Il problema non è solo cosa viene detto. È il messaggio implicito: il corpo diventa qualcosa da valutare, correggere, tenere sotto controllo. E quando il corpo è già un’area sensibile (per storia personale, ansia, perfezionismo, vergogna, o perché c’è un rapporto complicato col cibo) questo tipo di scambio può alimentare dispercezione e iper-monitoraggio: “come mi vedono?”, “sto cambiando?”, “devo rimettermi in riga”.

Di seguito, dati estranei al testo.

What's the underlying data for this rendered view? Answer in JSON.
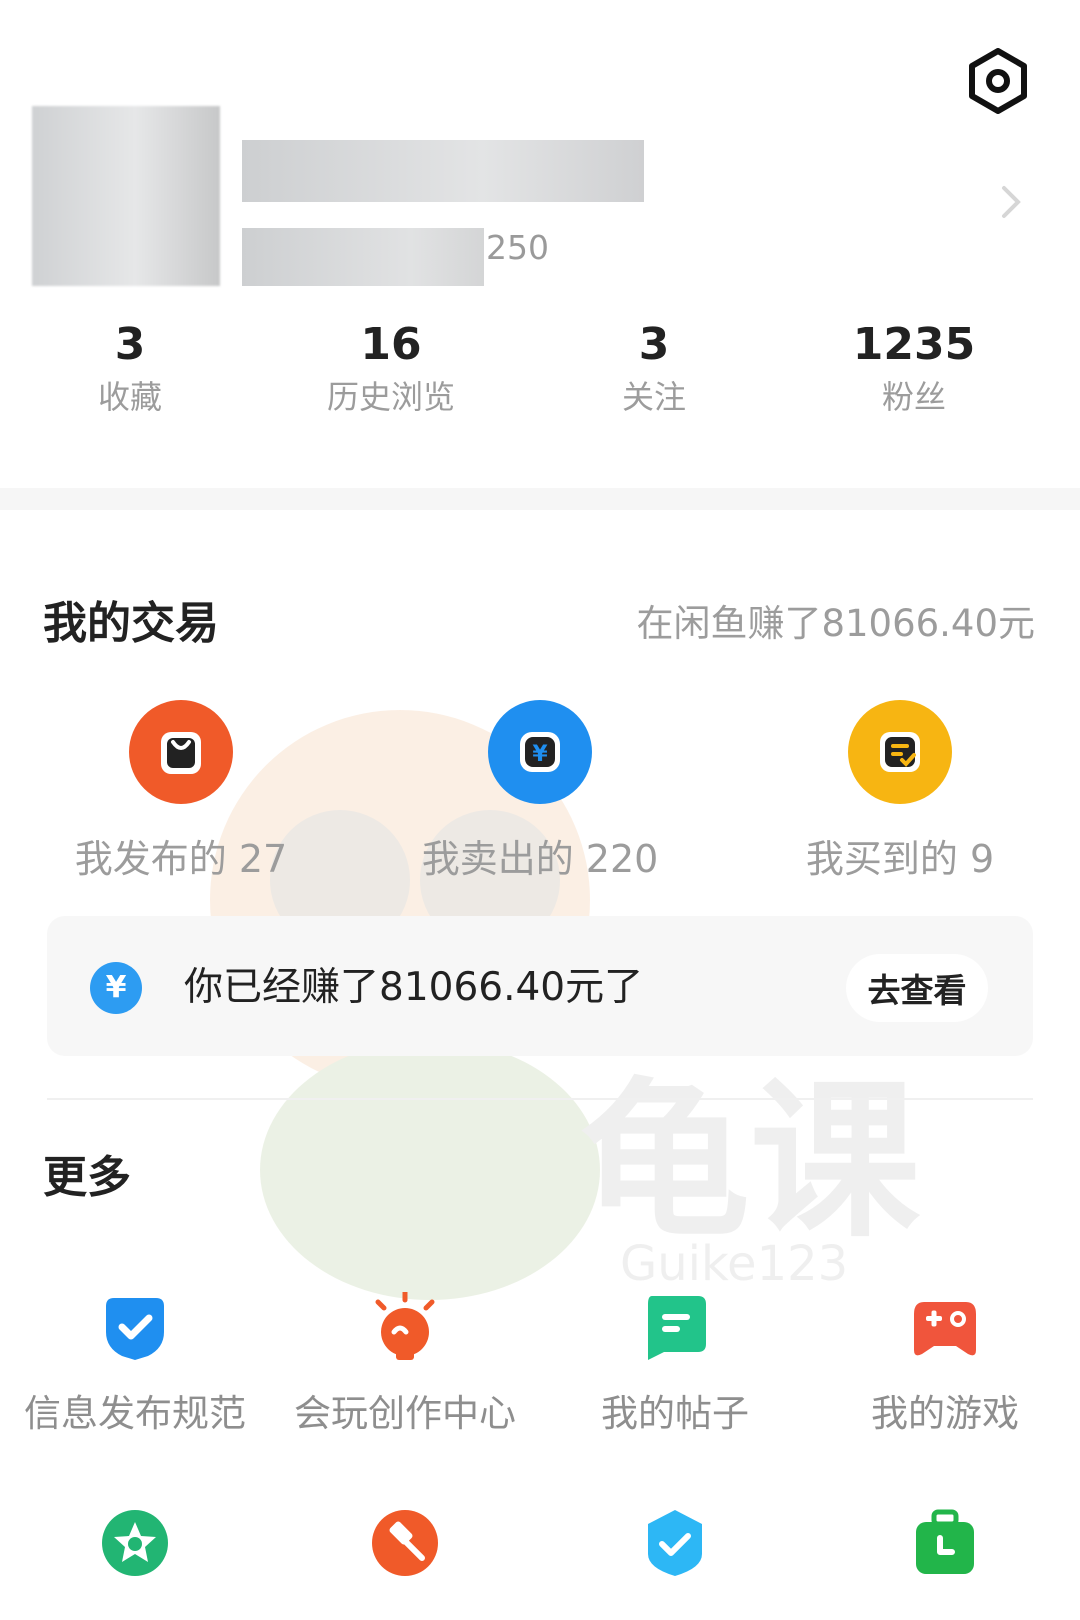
{
  "header": {
    "settings_icon": "settings-hexagon-icon",
    "level_number": "250",
    "chevron_icon": "chevron-right-icon"
  },
  "stats": [
    {
      "value": "3",
      "label": "收藏"
    },
    {
      "value": "16",
      "label": "历史浏览"
    },
    {
      "value": "3",
      "label": "关注"
    },
    {
      "value": "1235",
      "label": "粉丝"
    }
  ],
  "trade": {
    "title": "我的交易",
    "summary": "在闲鱼赚了81066.40元",
    "items": [
      {
        "label": "我发布的 27",
        "icon": "bag-icon",
        "color": "#f05a29"
      },
      {
        "label": "我卖出的 220",
        "icon": "yuan-icon",
        "color": "#1f8ff0"
      },
      {
        "label": "我买到的 9",
        "icon": "order-check-icon",
        "color": "#f7b512"
      }
    ],
    "banner": {
      "text": "你已经赚了81066.40元了",
      "button": "去查看",
      "icon": "yuan-coin-icon"
    }
  },
  "more": {
    "title": "更多",
    "items": [
      {
        "label": "信息发布规范",
        "icon": "check-shield-icon",
        "color": "#1f8ff0"
      },
      {
        "label": "会玩创作中心",
        "icon": "lightbulb-icon",
        "color": "#f05a29"
      },
      {
        "label": "我的帖子",
        "icon": "post-icon",
        "color": "#22c48a"
      },
      {
        "label": "我的游戏",
        "icon": "gamepad-icon",
        "color": "#f0553c"
      }
    ],
    "row2_icons": [
      {
        "icon": "star-badge-icon",
        "color": "#22b573"
      },
      {
        "icon": "auction-hammer-icon",
        "color": "#f05a29"
      },
      {
        "icon": "verified-icon",
        "color": "#2db7f5"
      },
      {
        "icon": "briefcase-clock-icon",
        "color": "#22b54a"
      }
    ]
  },
  "watermark": {
    "brand": "龟课",
    "site": "Guike123"
  }
}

In molte persone questi commenti rinforzano una dinamica molto comune nei disturbi alimentari: il cibo non è più risposta a bisogni e segnali interni, ma un modo per gestire giudizio, paura e valore personale. Anche frasi dette “in buona fede” possono riattivare rigidità, colpa, confronto, o la sensazione di dover meritare spazio e accettazione attraverso il corpo.
Se vuoi essere davvero rispettoso/a, il punto non è trovare il modo “giusto” di commentare un corpo. È scegliere di non farlo. Chiedere come sta una persona, come si sente, di cosa ha bisogno: il resto, spesso, è rumore.